Converting JSON files to Documents: 100%|██████████| 1/1 [00:00<00:00,  2.03it/s]
Batches: 100%|██████████| 4/4 [00:05<00:00,  1.30s/it]


{'writer': {'documents_written': 100}}

In [None]:
document_store.filter_documents()[0].dataframe.columns

### Question and Answering pipeline

In [4]:

from haystack.components.embedders import SentenceTransformersTextEmbedder
from haystack.components.retrievers import InMemoryEmbeddingRetriever
from haystack.components.builders.prompt_builder import PromptBuilder
from haystack.components.generators import GPTGenerator

######## Complete this section #############
prompt_template = """\
Use the following context to answer the user's question. If the context provided doesn't answer the question - please respond with: "I don't know".

### CONTEXT
{% for doc in documents %}
  {% if doc.dataframe is not none and not doc.dataframe.empty %}
    {% for column in doc.dataframe.columns %}
      Column: {{ column }}
      Values: 
      {% for value in doc.dataframe[column] %}
        {{ value }}
      {% endfor %}
    {% endfor %}
  {% else %}
    {{ doc.content }}
  {% endif %}
{% endfor %}

### USER QUESTION
{{query}}


"""
prompt_builder = PromptBuilder(prompt_template)
############################################
query_embedder = SentenceTransformersTextEmbedder()
retriever = InMemoryEmbeddingRetriever(document_store=document_store, top_k=2)
llm = GPTGenerator(api_key=open_ai_key)

In [5]:
pipeline = Pipeline()
pipeline.add_component(instance=query_embedder, name="query_embedder")
pipeline.add_component(instance=retriever, name="retriever")
pipeline.add_component(instance=prompt_builder, name="prompt_builder")
pipeline.add_component(instance=llm, name="llm")

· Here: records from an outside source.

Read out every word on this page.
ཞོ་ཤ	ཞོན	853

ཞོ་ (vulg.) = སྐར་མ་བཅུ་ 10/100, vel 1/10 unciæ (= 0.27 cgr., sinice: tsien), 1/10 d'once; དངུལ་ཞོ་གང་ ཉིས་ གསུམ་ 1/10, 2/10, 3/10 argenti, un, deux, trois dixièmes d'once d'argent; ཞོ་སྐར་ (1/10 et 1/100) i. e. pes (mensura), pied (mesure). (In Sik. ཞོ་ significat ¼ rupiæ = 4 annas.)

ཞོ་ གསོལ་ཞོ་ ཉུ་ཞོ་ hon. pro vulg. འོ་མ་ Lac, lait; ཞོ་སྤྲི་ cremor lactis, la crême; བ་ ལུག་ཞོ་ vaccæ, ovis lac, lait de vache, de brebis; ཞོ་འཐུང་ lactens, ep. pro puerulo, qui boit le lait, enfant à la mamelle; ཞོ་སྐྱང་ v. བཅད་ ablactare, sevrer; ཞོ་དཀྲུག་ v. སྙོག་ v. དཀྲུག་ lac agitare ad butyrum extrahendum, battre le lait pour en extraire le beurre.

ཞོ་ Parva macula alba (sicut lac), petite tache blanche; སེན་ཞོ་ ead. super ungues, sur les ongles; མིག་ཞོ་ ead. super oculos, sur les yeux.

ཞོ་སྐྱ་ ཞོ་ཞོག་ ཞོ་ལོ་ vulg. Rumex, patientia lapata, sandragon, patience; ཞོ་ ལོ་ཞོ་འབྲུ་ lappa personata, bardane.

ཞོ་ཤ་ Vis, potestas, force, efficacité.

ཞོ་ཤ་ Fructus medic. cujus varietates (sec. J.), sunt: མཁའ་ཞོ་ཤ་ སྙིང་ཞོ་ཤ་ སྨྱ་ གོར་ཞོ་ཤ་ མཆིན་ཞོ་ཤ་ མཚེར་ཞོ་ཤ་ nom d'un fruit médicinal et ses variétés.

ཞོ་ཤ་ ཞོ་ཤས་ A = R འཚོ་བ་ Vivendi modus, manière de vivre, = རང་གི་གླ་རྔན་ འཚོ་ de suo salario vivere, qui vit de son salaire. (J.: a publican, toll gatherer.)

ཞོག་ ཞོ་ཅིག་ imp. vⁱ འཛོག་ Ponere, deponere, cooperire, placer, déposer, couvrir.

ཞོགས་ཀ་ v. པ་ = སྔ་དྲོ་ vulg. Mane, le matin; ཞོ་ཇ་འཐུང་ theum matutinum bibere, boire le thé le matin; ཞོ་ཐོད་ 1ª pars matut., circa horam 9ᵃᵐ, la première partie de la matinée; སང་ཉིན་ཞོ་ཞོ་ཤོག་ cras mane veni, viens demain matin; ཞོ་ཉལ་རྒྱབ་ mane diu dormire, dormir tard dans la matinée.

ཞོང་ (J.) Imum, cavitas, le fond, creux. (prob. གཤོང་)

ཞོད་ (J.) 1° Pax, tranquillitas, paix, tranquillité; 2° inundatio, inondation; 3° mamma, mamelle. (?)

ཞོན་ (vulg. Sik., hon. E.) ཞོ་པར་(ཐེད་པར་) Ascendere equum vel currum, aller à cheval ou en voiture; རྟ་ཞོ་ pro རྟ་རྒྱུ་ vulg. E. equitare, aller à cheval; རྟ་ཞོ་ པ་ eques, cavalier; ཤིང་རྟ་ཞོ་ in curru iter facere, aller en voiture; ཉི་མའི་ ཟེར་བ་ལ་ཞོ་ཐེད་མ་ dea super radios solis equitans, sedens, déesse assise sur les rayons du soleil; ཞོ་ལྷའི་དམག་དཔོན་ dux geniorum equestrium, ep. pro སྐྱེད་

pipeline.connect("query_embedder.embedding", "retriever.query_embedding")
pipeline.connect("retriever.documents", "prompt_builder.documents")
pipeline.connect("prompt_builder", "llm")

In [6]:
query = "Where did the earthquake happen?"
result = pipeline.run(data={"query_embedder": {"text": query}, "prompt_builder": {"query": query}})
print(result['llm']['replies'][0])

Batches: 100%|██████████| 1/1 [00:00<00:00,  3.47it/s]


The earthquake mentioned in the context happened 11 km east of Ocotillo, CA.


In [7]:
query = "What were the magnitudes of the earthquakes? Provide the date,location, and magnitude."
result = pipeline.run(data={"query_embedder": {"text": query}, "prompt_builder": {"query": query}})
print(result['llm']['replies'][0])

Batches: 100%|██████████| 1/1 [00:00<00:00,  3.22it/s]


The magnitudes of the earthquakes are as follows:

1. Date: 2023-10-16, Location: 28 km W of Humboldt Hill, CA, Magnitude: 4.02.

2. Date: 2023-12-01, Location: 11 km E of Ocotillo, CA, Magnitude: 4.77.